One of the well-documented consequences of the digital age is the B2B customer’s insistence on conducting detailed research on products and suppliers online prior to purchases. While most readers will readily agree that the use of search engines (e.g., Google, Yahoo, and Bing) is the first step in such research, many cannot readily cite other information sources on which today’s purchasing managers rely. To learn more about how this new, digital buying process works, we undertook a research project (see previous post) and uncovered a number of purchasing manager preferences and unmet information needs. In this blog, we will discuss the most frequently mentioned online information “gaps”.

Where Are the Online B2B Review Sites?

Above all, purchasing managers would like to see a laptop, tablet, and/or smartphone app developed that would enable them to scan reviews and comments from their peers concerning B2B suppliers and their products and services on the market. Millennial supply and purchasing managers are accustomed to using a variety of B2C product review and commentary sites. In fact, a study by Accenture found that nearly half of B2B buyers would rather make business purchases on consumer sites because of the greater functionality and information. While there are several online B2B supplier and product directories, they largely present their information in an “agnostic” fashion without user reviews and comments.

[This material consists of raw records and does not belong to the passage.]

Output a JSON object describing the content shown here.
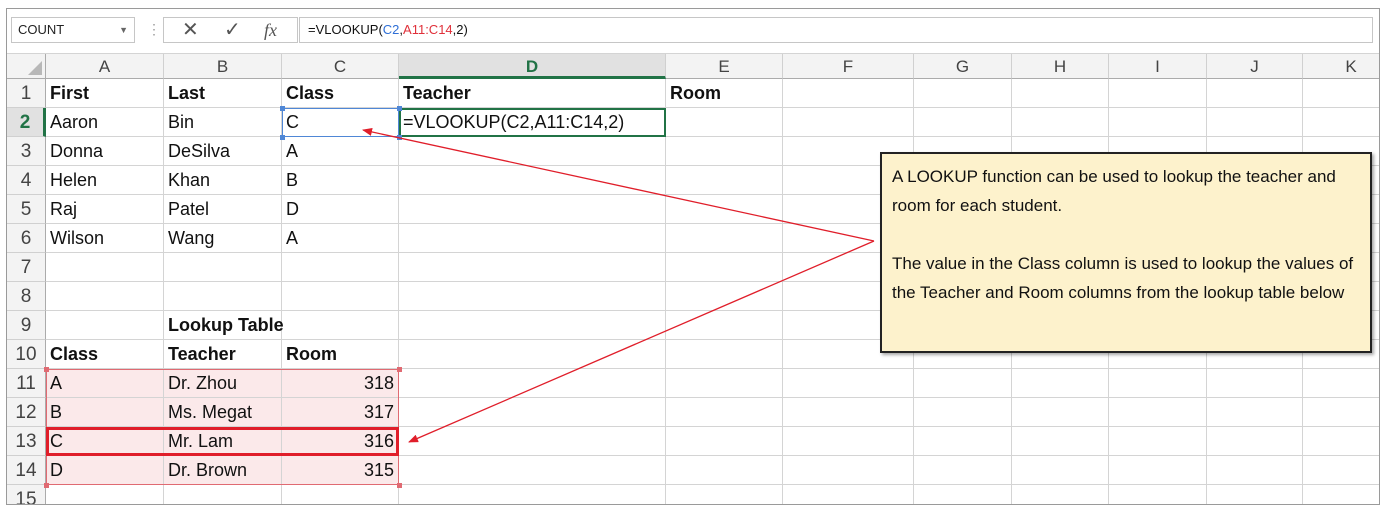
{
  "name_box": {
    "value": "COUNT"
  },
  "formula_bar": {
    "cancel_icon": "✕",
    "enter_icon": "✓",
    "fx_icon": "fx",
    "formula": {
      "prefix": "=VLOOKUP(",
      "ref1": "C2",
      "sep1": ",",
      "ref2": "A11:C14",
      "suffix": ",2)"
    }
  },
  "columns": [
    "A",
    "B",
    "C",
    "D",
    "E",
    "F",
    "G",
    "H",
    "I",
    "J",
    "K"
  ],
  "selected_column": "D",
  "rows": [
    "1",
    "2",
    "3",
    "4",
    "5",
    "6",
    "7",
    "8",
    "9",
    "10",
    "11",
    "12",
    "13",
    "14",
    "15"
  ],
  "selected_row": "2",
  "cells": {
    "A1": "First",
    "B1": "Last",
    "C1": "Class",
    "D1": "Teacher",
    "E1": "Room",
    "A2": "Aaron",
    "B2": "Bin",
    "C2": "C",
    "D2": "=VLOOKUP(C2,A11:C14,2)",
    "A3": "Donna",
    "B3": "DeSilva",
    "C3": "A",
    "A4": "Helen",
    "B4": "Khan",
    "C4": "B",
    "A5": "Raj",
    "B5": "Patel",
    "C5": "D",
    "A6": "Wilson",
    "B6": "Wang",
    "C6": "A",
    "B9": "Lookup Table",
    "A10": "Class",
    "B10": "Teacher",
    "C10": "Room",
    "A11": "A",
    "B11": "Dr. Zhou",
    "C11": "318",
    "A12": "B",
    "B12": "Ms. Megat",
    "C12": "317",
    "A13": "C",
    "B13": "Mr. Lam",
    "C13": "316",
    "A14": "D",
    "B14": "Dr. Brown",
    "C14": "315"
  },
  "callout": {
    "para1": "A LOOKUP function can be used to lookup the teacher and room for each student.",
    "para2": "The value in the Class column is used to lookup the values of the Teacher and Room columns from the lookup table below"
  },
  "colors": {
    "excel_green": "#217346",
    "arrow_red": "#e01e2a",
    "ref_blue": "#2e6fd6",
    "callout_fill": "#fdf2cc"
  }
}
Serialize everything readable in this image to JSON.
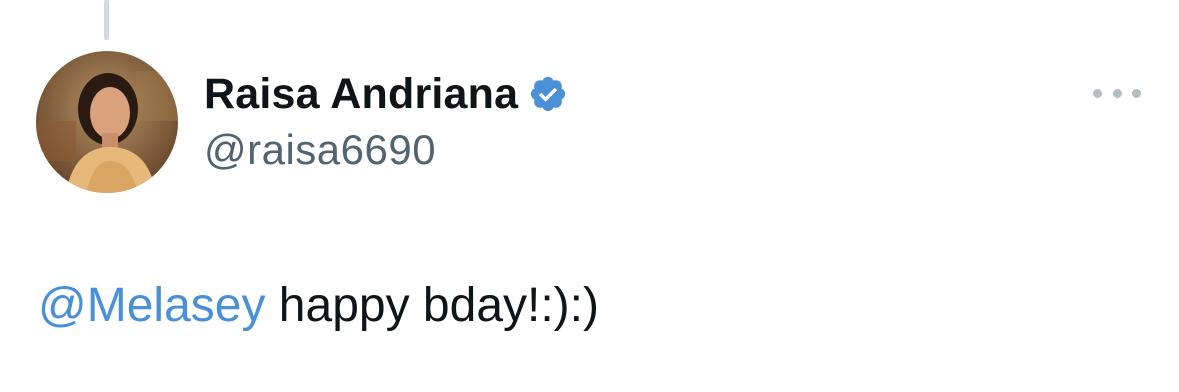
{
  "tweet": {
    "author": {
      "display_name": "Raisa Andriana",
      "handle": "@raisa6690",
      "verified": true,
      "avatar_icon": "profile-photo"
    },
    "text": {
      "mention": "@Melasey",
      "body": " happy bday!:):)"
    },
    "more_icon": "more-options-icon"
  },
  "colors": {
    "mention": "#4a90d6",
    "verified_badge": "#4a90d6",
    "handle": "#536471",
    "thread_line": "#cfd9de"
  }
}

Most of the supply and purchasing managers we spoke to told us that their employers, and their legal departments in particular, prohibited them from posting attributable reviews and comments, particularly those that were negative or critical of a given product. Why? Because the legal departments feared that such comments would lead to lawsuits against the employer firm. The purchasing managers also felt that if they attached their names to negative reviews and comments that somehow their careers might suffer.

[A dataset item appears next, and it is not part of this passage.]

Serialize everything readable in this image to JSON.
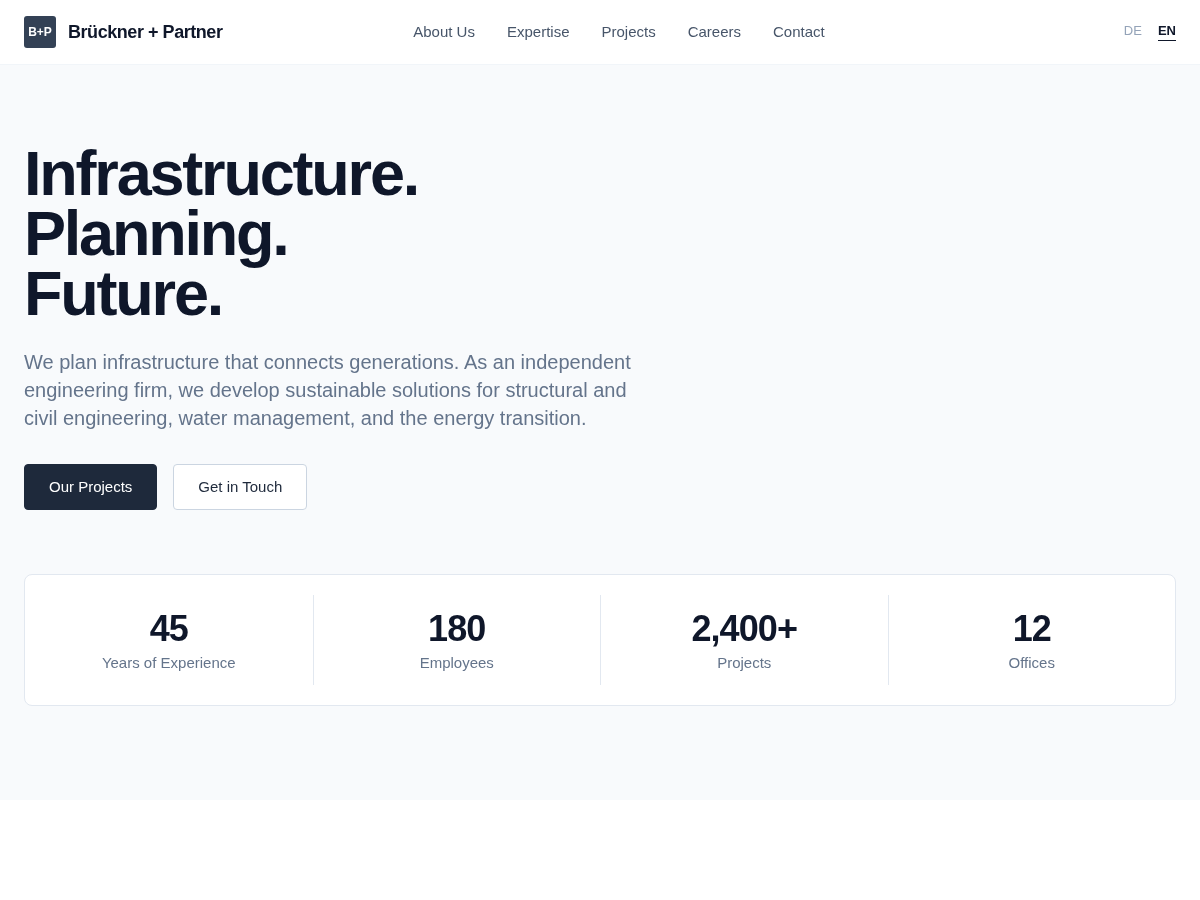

This is quite the contrast with B2C review sites where consumers routinely “haul off” against suppliers and products they feel are inferior. Interestingly, our research found that if a purchasing manager gets wind of a negative online review for a product close to the point of placing an order, he/she will stop the transaction “dead in its tracks” and seek additional information to confirm or disconfirm the legitimacy of the supplier’s product and service claims.

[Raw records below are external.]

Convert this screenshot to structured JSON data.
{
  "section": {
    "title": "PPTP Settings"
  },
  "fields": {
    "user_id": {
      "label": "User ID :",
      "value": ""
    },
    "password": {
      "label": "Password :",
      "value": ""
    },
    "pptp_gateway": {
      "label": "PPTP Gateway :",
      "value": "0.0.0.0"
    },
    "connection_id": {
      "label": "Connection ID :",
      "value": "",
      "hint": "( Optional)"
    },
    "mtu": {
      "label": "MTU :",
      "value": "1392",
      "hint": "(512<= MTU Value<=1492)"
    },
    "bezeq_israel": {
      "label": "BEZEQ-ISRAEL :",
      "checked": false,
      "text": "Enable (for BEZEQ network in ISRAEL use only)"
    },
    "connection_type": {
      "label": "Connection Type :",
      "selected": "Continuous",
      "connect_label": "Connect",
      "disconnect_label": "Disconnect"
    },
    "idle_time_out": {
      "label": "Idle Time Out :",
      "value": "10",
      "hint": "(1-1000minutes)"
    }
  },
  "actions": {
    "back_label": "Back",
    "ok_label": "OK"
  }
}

How Should a B2B Product and Service Review Site Be Configured?

Our research indicates that online, B2B product and service review site creators should follow these configuration rules.

  1. Verify the Authenticity of All Reviews and Reviewers. B2B supply and purchasing managers want legitimate reviews from their peers at other companies and not the naïve ramblings of a college student paid to write reviews or a sales pitch from a supplier. Thus, B2B review site editors must authenticate all authors and their postings. As is the case with many review sites in B2C markets, editors might evaluate and designate or certify purchasing managers as “verified” reviewers.

  2. Keep Reviewers and Their Company Names Anonymous. To overcome the hesitance of supply managers to post reviews and comments, B2B review sites should not “name the names” of reviewers and/or their companies. Instead, they might just list reviewer job titles and industries.

  3. Focus on the “User Experience” Rather than Product Features. There are many online sites that provide explicit details concerning supplier firms and product specifications. Instead, supply and purchasing managers want to know what it is like dealing with a prospective supplier firm and whether or not the product delivers the value as promised.

  4. Configure and Report the Reviews for Both New Trials and Repeat Purchases. Our respondents told us that they would use peer reviews and comments in two distinct applications. For first-time acquisitions of innovative new products or selection of previously unknown suppliers, purchasing managers would like to draw upon their peers’ experiences upfront when configuring a “choice set” of potential products and suppliers to be evaluated. For repeat purchases, purchasing managers would utilize information from their peers to validate internal evaluation of suppliers and products conducted by their own operations people. Thus, B2B review site editors should present discussion of user experiences to meet the information requirements of both purchasing situations.

The Google/Millward Brown Digital “B2B Path to Purchase Study” in 2014 indicate that 46% of B2B supply and purchasing buyers are now Millennials. Our research indicates that Millennials in particular seek reviews and comments concerning peer experiences with B2B suppliers and their products and services. Clearly, this is a gap in information that technology savvy B2B suppliers need to fill.


Stay tuned for the rest of this series on Procurement Leaders. Find the previous post here.

James A. Narus is a professor of business marketing and Michelle D. Steward is an associate professor of business at Wake Forest University.

For more details, contact Professor Michelle D. Steward, stewarmd@wfu.edu.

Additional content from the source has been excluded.